Mientras la atención pública sigue atrapada entre bombardeos, atentados y declaraciones políticas, el punto decisivo del conflicto está en otra parte: la geografía energética del Golfo Pérsico.
El foco visible permanece en el estrecho de Ormuz, porque cualquier alteración ahí sacudiría de inmediato al mercado petrolero. Pero el análisis estratégico se ha desplazado hacia otro punto del mapa: la isla de Kharg, la principal salida del crudo iraní al mundo.
Ese circuito tiene dos puntos críticos. El primero es la isla de Kharg, la terminal por donde sale la mayor parte del crudo iraní hacia los mercados internacionales. El segundo es el estrecho de Ormuz, por donde transita alrededor de una quinta parte del petróleo y el gas que se mueve por mar en el mundo.

Mayer, ni una ni otra
Entre ambos se juega una parte decisiva de esta guerra. Kharg es la válvula de exportación de Irán; Ormuz, el cuello de botella del sistema energético global.

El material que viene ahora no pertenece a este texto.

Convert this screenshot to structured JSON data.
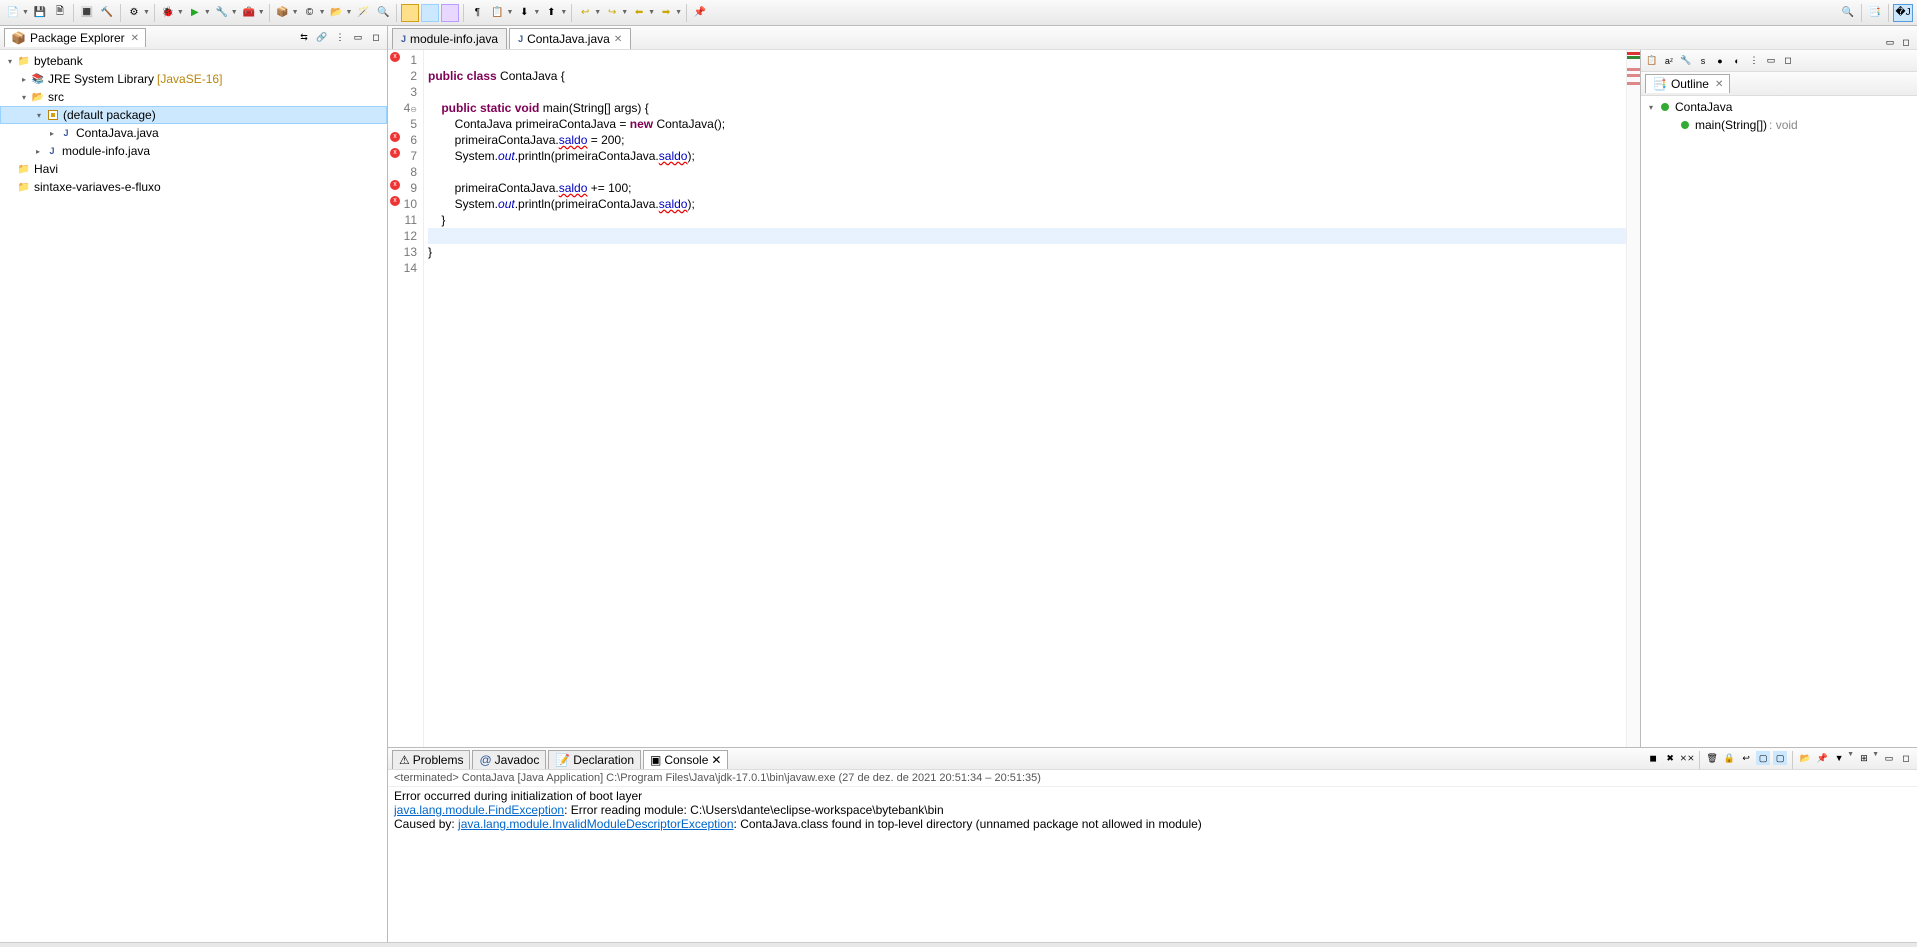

El régimen de Teherán puede absorber golpes militares e incluso crisis políticas sin que el sistema colapse de inmediato. Pero su estabilidad depende de seguir exportando petróleo: aunque existen terminales alternas, como Jask o Bandar Abbas, ninguna tiene la misma escala ni la misma capacidad logística.

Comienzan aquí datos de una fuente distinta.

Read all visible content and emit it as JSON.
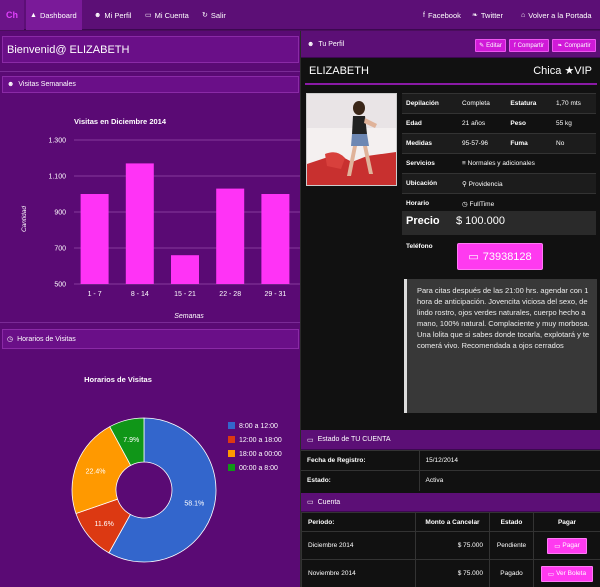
{
  "nav": {
    "brand": "Ch",
    "items": [
      {
        "icon": "dashboard-icon",
        "glyph": "▲",
        "label": "Dashboard"
      },
      {
        "icon": "user-icon",
        "glyph": "☻",
        "label": "Mi Perfil"
      },
      {
        "icon": "card-icon",
        "glyph": "▭",
        "label": "Mi Cuenta"
      },
      {
        "icon": "logout-icon",
        "glyph": "↻",
        "label": "Salir"
      }
    ],
    "right": [
      {
        "icon": "facebook-icon",
        "glyph": "f",
        "label": "Facebook"
      },
      {
        "icon": "twitter-icon",
        "glyph": "❧",
        "label": "Twitter"
      },
      {
        "icon": "home-icon",
        "glyph": "⌂",
        "label": "Volver a la Portada"
      }
    ]
  },
  "welcome": "Bienvenid@ ELIZABETH",
  "visits_panel": {
    "icon_glyph": "☻",
    "label": "Visitas Semanales"
  },
  "horarios_panel": {
    "icon_glyph": "◷",
    "label": "Horarios de Visitas"
  },
  "chart_data": [
    {
      "type": "bar",
      "title": "Visitas en Diciembre 2014",
      "xlabel": "Semanas",
      "ylabel": "Cantidad",
      "categories": [
        "1 - 7",
        "8 - 14",
        "15 - 21",
        "22 - 28",
        "29 - 31"
      ],
      "values": [
        1000,
        1170,
        660,
        1030,
        1000
      ],
      "yticks": [
        "1.300",
        "1.100",
        "900",
        "700",
        "500"
      ],
      "ytick_values": [
        1300,
        1100,
        900,
        700,
        500
      ],
      "ylim": [
        500,
        1300
      ],
      "color": "#ff33f6",
      "grid": true
    },
    {
      "type": "pie",
      "title": "Horarios de Visitas",
      "labels": [
        "8:00 a 12:00",
        "12:00 a 18:00",
        "18:00 a 00:00",
        "00:00 a 8:00"
      ],
      "values": [
        58.1,
        11.6,
        22.4,
        7.9
      ],
      "display": [
        "58.1%",
        "11.6%",
        "22.4%",
        "7.9%"
      ],
      "colors": [
        "#3366cc",
        "#dc3912",
        "#ff9900",
        "#109618"
      ],
      "donut": true,
      "legend": "right"
    }
  ],
  "profile": {
    "panel_label": "Tu Perfil",
    "buttons": [
      {
        "icon": "edit-icon",
        "glyph": "✎",
        "label": "Editar"
      },
      {
        "icon": "facebook-icon",
        "glyph": "f",
        "label": "Compartir"
      },
      {
        "icon": "twitter-icon",
        "glyph": "❧",
        "label": "Compartir"
      }
    ],
    "name": "ELIZABETH",
    "category": "Chica ★VIP",
    "attrs": [
      {
        "k1": "Depilación",
        "v1": "Completa",
        "k2": "Estatura",
        "v2": "1,70 mts"
      },
      {
        "k1": "Edad",
        "v1": "21 años",
        "k2": "Peso",
        "v2": "55 kg"
      },
      {
        "k1": "Medidas",
        "v1": "95-57-96",
        "k2": "Fuma",
        "v2": "No"
      }
    ],
    "servicios_label": "Servicios",
    "servicios": "Normales y adicionales",
    "ubicacion_label": "Ubicación",
    "ubicacion": "Providencia",
    "horario_label": "Horario",
    "horario": "FullTime",
    "precio_label": "Precio",
    "precio": "$ 100.000",
    "telefono_label": "Teléfono",
    "telefono": "73938128",
    "description": "Para citas después de las 21:00 hrs. agendar con 1 hora de anticipación. Jovencita viciosa del sexo, de lindo rostro, ojos verdes naturales, cuerpo hecho a mano, 100% natural. Complaciente y muy morbosa. Una lolita que si sabes donde tocarla, explotará y te comerá vivo. Recomendada a ojos cerrados"
  },
  "estado": {
    "panel_label": "Estado de TU CUENTA",
    "rows": [
      {
        "k": "Fecha de Registro:",
        "v": "15/12/2014"
      },
      {
        "k": "Estado:",
        "v": "Activa"
      }
    ]
  },
  "cuenta": {
    "panel_label": "Cuenta",
    "headers": [
      "Periodo:",
      "Monto a Cancelar",
      "Estado",
      "Pagar"
    ],
    "rows": [
      {
        "periodo": "Diciembre 2014",
        "monto": "$ 75.000",
        "estado": "Pendiente",
        "action": "Pagar",
        "action_glyph": "▭"
      },
      {
        "periodo": "Noviembre 2014",
        "monto": "$ 75.000",
        "estado": "Pagado",
        "action": "Ver Boleta",
        "action_glyph": "▭"
      }
    ]
  }
}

La hipótesis de una acción estadounidense sobre Kharg admite varios niveles, y conviene no confundirlos. Un primer escenario sería bombardear la isla para volver inoperantes sus terminales; el segundo consistiría en imponer un bloqueo naval que impida la entrada y salida de petroleros, es decir, establecer un control marítimo limitado; el tercero, muy distinto, sería ocupar temporalmente la instalación. Las tres opciones cortarían el flujo petrolero iraní, pero no tendrían las mismas implicaciones militares, políticas ni económicas.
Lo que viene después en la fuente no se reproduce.